Acornpaw ducked back reflexively, still grinning like a fox. "Away, you goose-tail!" His voice came out like a mouse-squeak.
"Goose-tail?" Sunfire said, cocking his head. Could he be behind on the apprentice den's new insults already? Good stars, that made him feel old. "What's a goose-tail?"
"I call him goose-tail, because his face drips like Goosebelly's behind."
That earned a hearty chortle out of him, sliding one of the rats from the pile between his paws. "That one's worth some fresh-kill, I warrant."
"Keep this good blossom from cankers," Socks purred. "Have a second one on me." Acornpaw accepted with a low, gracious dip of his head, but still an impish look in his eye.
"And if you don't get him killed by some cat meaner than me, then SkyClan's been robbed," Sneezy grumbled.
Sunfire settled down, licking a paw and running it over his ears. "And how does our mentor fare, Dripnose?" Sneezy had insisted on being called Goosebelly's apprentice, even when he explained that a cat his age wouldn't have a mentor. That made them peers, in a sense.
"Very well," Sneezy purred between another sniff. "Miss Mittenhearts tried to kill him earlier, but that's all water under the bridge now. He was hoping to see you at the lodge tonight."

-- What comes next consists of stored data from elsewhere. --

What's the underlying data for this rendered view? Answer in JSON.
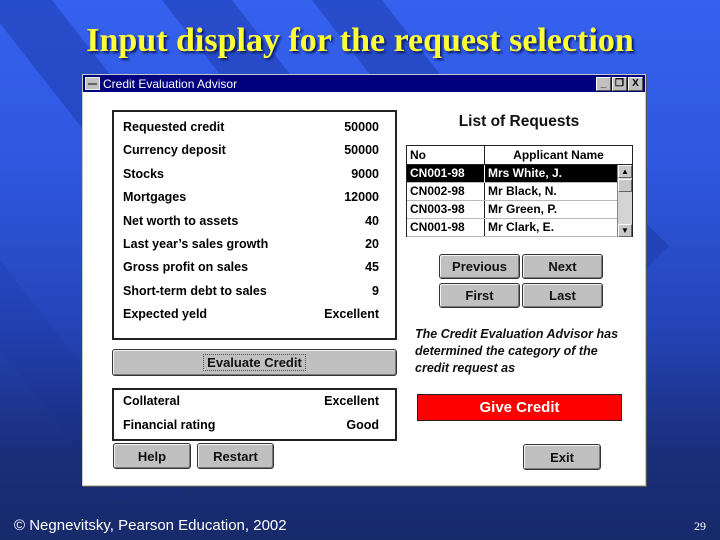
{
  "slide": {
    "title": "Input display for the request selection",
    "footer": "© Negnevitsky, Pearson Education, 2002",
    "page_number": "29"
  },
  "window": {
    "title": "Credit Evaluation Advisor",
    "controls": {
      "minimize": "_",
      "maximize": "❐",
      "close": "X"
    }
  },
  "inputs": [
    {
      "label": "Requested credit",
      "value": "50000"
    },
    {
      "label": "Currency deposit",
      "value": "50000"
    },
    {
      "label": "Stocks",
      "value": "9000"
    },
    {
      "label": "Mortgages",
      "value": "12000"
    },
    {
      "label": "Net worth to assets",
      "value": "40"
    },
    {
      "label": "Last year’s sales growth",
      "value": "20"
    },
    {
      "label": "Gross profit on sales",
      "value": "45"
    },
    {
      "label": "Short-term debt to sales",
      "value": "9"
    },
    {
      "label": "Expected yeld",
      "value": "Excellent"
    }
  ],
  "evaluate_button": "Evaluate Credit",
  "outputs": [
    {
      "label": "Collateral",
      "value": "Excellent"
    },
    {
      "label": "Financial rating",
      "value": "Good"
    }
  ],
  "requests": {
    "title": "List of Requests",
    "columns": [
      "No",
      "Applicant Name"
    ],
    "rows": [
      {
        "no": "CN001-98",
        "name": "Mrs White, J.",
        "selected": true
      },
      {
        "no": "CN002-98",
        "name": "Mr Black, N.",
        "selected": false
      },
      {
        "no": "CN003-98",
        "name": "Mr Green, P.",
        "selected": false
      },
      {
        "no": "CN001-98",
        "name": "Mr Clark, E.",
        "selected": false
      }
    ],
    "scroll_up": "▲",
    "scroll_down": "▼"
  },
  "nav": {
    "previous": "Previous",
    "next": "Next",
    "first": "First",
    "last": "Last"
  },
  "advisor_message": "The Credit  Evaluation  Advisor has determined the category of the credit request as",
  "result": {
    "label": "Give Credit",
    "color": "#ff0000"
  },
  "buttons": {
    "help": "Help",
    "restart": "Restart",
    "exit": "Exit"
  }
}
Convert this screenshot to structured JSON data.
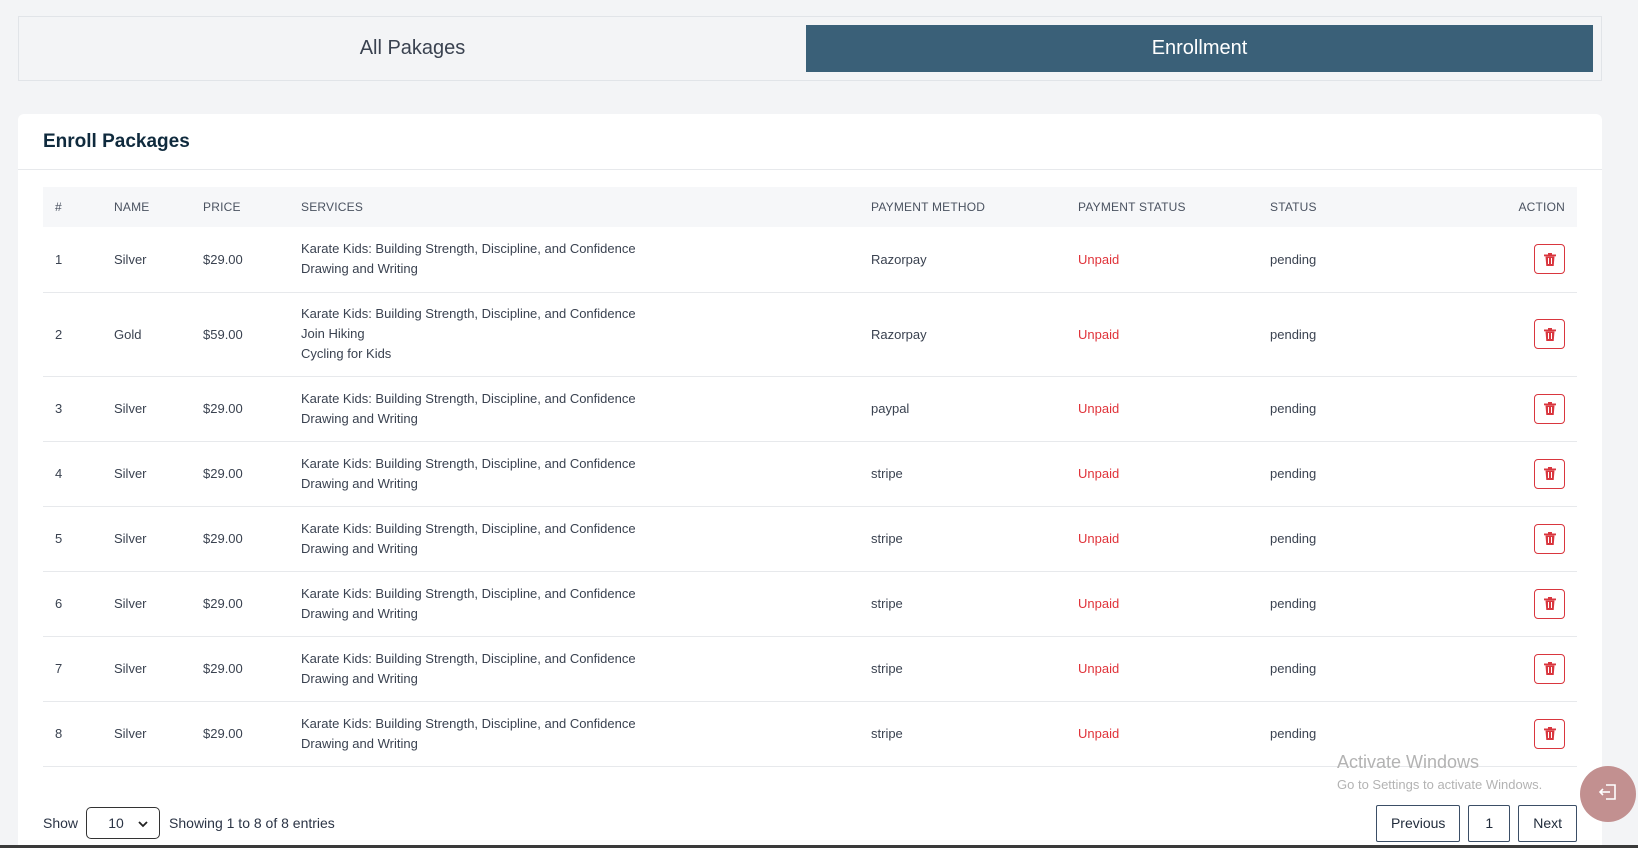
{
  "tabs": [
    {
      "label": "All Pakages",
      "active": false
    },
    {
      "label": "Enrollment",
      "active": true
    }
  ],
  "card": {
    "title": "Enroll Packages"
  },
  "table": {
    "headers": [
      "#",
      "NAME",
      "PRICE",
      "SERVICES",
      "PAYMENT METHOD",
      "PAYMENT STATUS",
      "STATUS",
      "ACTION"
    ],
    "rows": [
      {
        "num": "1",
        "name": "Silver",
        "price": "$29.00",
        "services": [
          "Karate Kids: Building Strength, Discipline, and Confidence",
          "Drawing and Writing"
        ],
        "method": "Razorpay",
        "payment_status": "Unpaid",
        "status": "pending"
      },
      {
        "num": "2",
        "name": "Gold",
        "price": "$59.00",
        "services": [
          "Karate Kids: Building Strength, Discipline, and Confidence",
          "Join Hiking",
          "Cycling for Kids"
        ],
        "method": "Razorpay",
        "payment_status": "Unpaid",
        "status": "pending"
      },
      {
        "num": "3",
        "name": "Silver",
        "price": "$29.00",
        "services": [
          "Karate Kids: Building Strength, Discipline, and Confidence",
          "Drawing and Writing"
        ],
        "method": "paypal",
        "payment_status": "Unpaid",
        "status": "pending"
      },
      {
        "num": "4",
        "name": "Silver",
        "price": "$29.00",
        "services": [
          "Karate Kids: Building Strength, Discipline, and Confidence",
          "Drawing and Writing"
        ],
        "method": "stripe",
        "payment_status": "Unpaid",
        "status": "pending"
      },
      {
        "num": "5",
        "name": "Silver",
        "price": "$29.00",
        "services": [
          "Karate Kids: Building Strength, Discipline, and Confidence",
          "Drawing and Writing"
        ],
        "method": "stripe",
        "payment_status": "Unpaid",
        "status": "pending"
      },
      {
        "num": "6",
        "name": "Silver",
        "price": "$29.00",
        "services": [
          "Karate Kids: Building Strength, Discipline, and Confidence",
          "Drawing and Writing"
        ],
        "method": "stripe",
        "payment_status": "Unpaid",
        "status": "pending"
      },
      {
        "num": "7",
        "name": "Silver",
        "price": "$29.00",
        "services": [
          "Karate Kids: Building Strength, Discipline, and Confidence",
          "Drawing and Writing"
        ],
        "method": "stripe",
        "payment_status": "Unpaid",
        "status": "pending"
      },
      {
        "num": "8",
        "name": "Silver",
        "price": "$29.00",
        "services": [
          "Karate Kids: Building Strength, Discipline, and Confidence",
          "Drawing and Writing"
        ],
        "method": "stripe",
        "payment_status": "Unpaid",
        "status": "pending"
      }
    ],
    "action_icon": "trash-icon"
  },
  "footer": {
    "show_label": "Show",
    "page_size": "10",
    "info": "Showing 1 to 8 of 8 entries",
    "prev_label": "Previous",
    "current_page": "1",
    "next_label": "Next"
  },
  "watermark": {
    "line1": "Activate Windows",
    "line2": "Go to Settings to activate Windows."
  },
  "colors": {
    "accent": "#3a6078",
    "danger": "#e0333a",
    "fab": "#c29090"
  },
  "icons": {
    "fab": "logout-icon",
    "select": "chevron-down-icon"
  }
}
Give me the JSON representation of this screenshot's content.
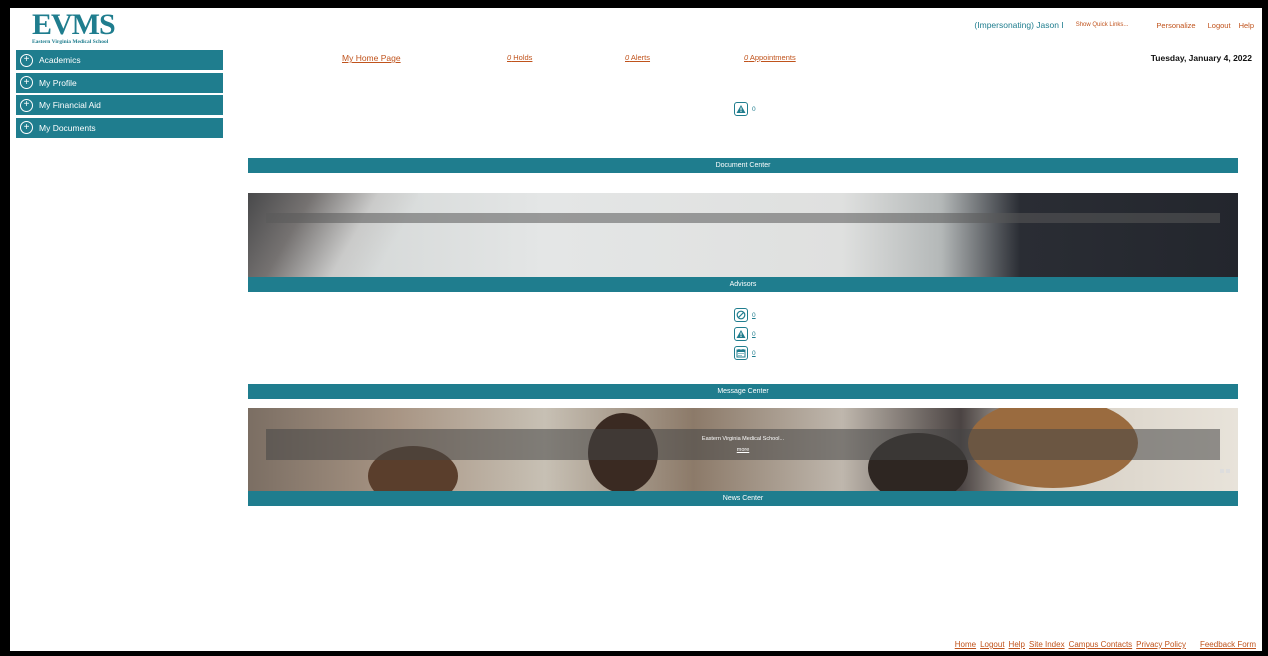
{
  "logo": {
    "big": "EVMS",
    "small": "Eastern Virginia Medical School"
  },
  "header": {
    "impersonating": "(Impersonating) Jason I",
    "quick_links": "Show Quick Links...",
    "personalize": "Personalize",
    "logout": "Logout",
    "help": "Help"
  },
  "sidebar": {
    "items": [
      {
        "label": "Academics"
      },
      {
        "label": "My Profile"
      },
      {
        "label": "My Financial Aid"
      },
      {
        "label": "My Documents"
      }
    ]
  },
  "topnav": {
    "home": "My Home Page",
    "holds_count": "0",
    "holds_label": " Holds",
    "alerts_count": "0",
    "alerts_label": " Alerts",
    "appointments_count": "0",
    "appointments_label": " Appointments"
  },
  "date": "Tuesday, January 4, 2022",
  "top_alert_count": "0",
  "sections": {
    "document_center": "Document Center",
    "advisors": "Advisors",
    "message_center": "Message Center",
    "news_center": "News Center"
  },
  "advisors_counts": {
    "holds": "0",
    "alerts": "0",
    "appointments": "0"
  },
  "news": {
    "headline": "Eastern Virginia Medical School...",
    "more": "more"
  },
  "footer": {
    "home": "Home",
    "logout": "Logout",
    "help": "Help",
    "site_index": "Site Index",
    "campus_contacts": "Campus Contacts",
    "privacy": "Privacy Policy",
    "feedback": "Feedback Form"
  },
  "colors": {
    "teal": "#1f7d8e",
    "link": "#c0531c"
  }
}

"As it should be," Socks answered for him, as Sunfire's tail thumped agitatedly against the floorboards. Bleeding stars, he shouldn't even be there now. LeafClan camp was astir like a crazed hornet's nest, queens and warriors and apprentices alike preparing for war. And he was expected to somehow pull that together. "It baffles me that Miss Mittens would waste the energy. Old Gooseguts hasn't been in the best of health lately, has he?"
Sneezy tilted his head skeptically. "He seems healthy enough on the outside to me."
"Yes, well, it's the inside parts of him that need the cutter, but who am I to say?"
Look at them, how they played fools with the time while his warrior ancestors sat in the clouds and mocked them. "You said Goosebelly will be at the lodge tonight, Sneezy?" Sunfire asked distractedly. An old boar feeding in the familiar watering hole.
"He will," Sneezy said with a nod.
"And all the usual company," Acornpaw said, bouncing on his paws. "With Miss Mittens and Dolly."
The intrusive thought crept up into the rear of his mind, and when he glanced toward Socks, he was giving him the same fish-eating grin. "Shall we surprise them while they share tongues tonight?"
"I'm your shadow," Socks mewed, kneading his claws in the old wood planks in eagerness. "I'll follow you."
"Acornpaw, and you, Sneezy," Sunfire warned with eyes flicking to the both of them. "Don't say a word to Goosebelly about me being in Twolegplace today." Without even glancing down, he batted a rat from the pile between Sneezy's paws. "There's for your silence."
"I have no tongue," Sneezy purred, picking the rat gingerly up between his teeth.
"And for mine, I will govern it," Acornpaw said with a whip of his tail.
Sunfire gave them both a satisfied glance and dismissed them with a flick of his tail. "Fare you well, then. Off you go."
As Acornpaw and Sneezy padded off, he turned back to Socks, brushing his tail along his flank. To see Goosebelly in his true stripes, then. "How should we execute this, Socks?"
"Tansy and mud worked well enough last time," Socks mewed. "We could hide in the attic. Or, sit and watch from the rafters."
From a deputy to a rogue—a low transformation, but he'd make sure the purpose weighed with the folly.
"You always had a beautiful mind for trickery," Sunfire mewed, just eager to push LeafClan and war and death from his mind, even for just a day. "Follow me, then."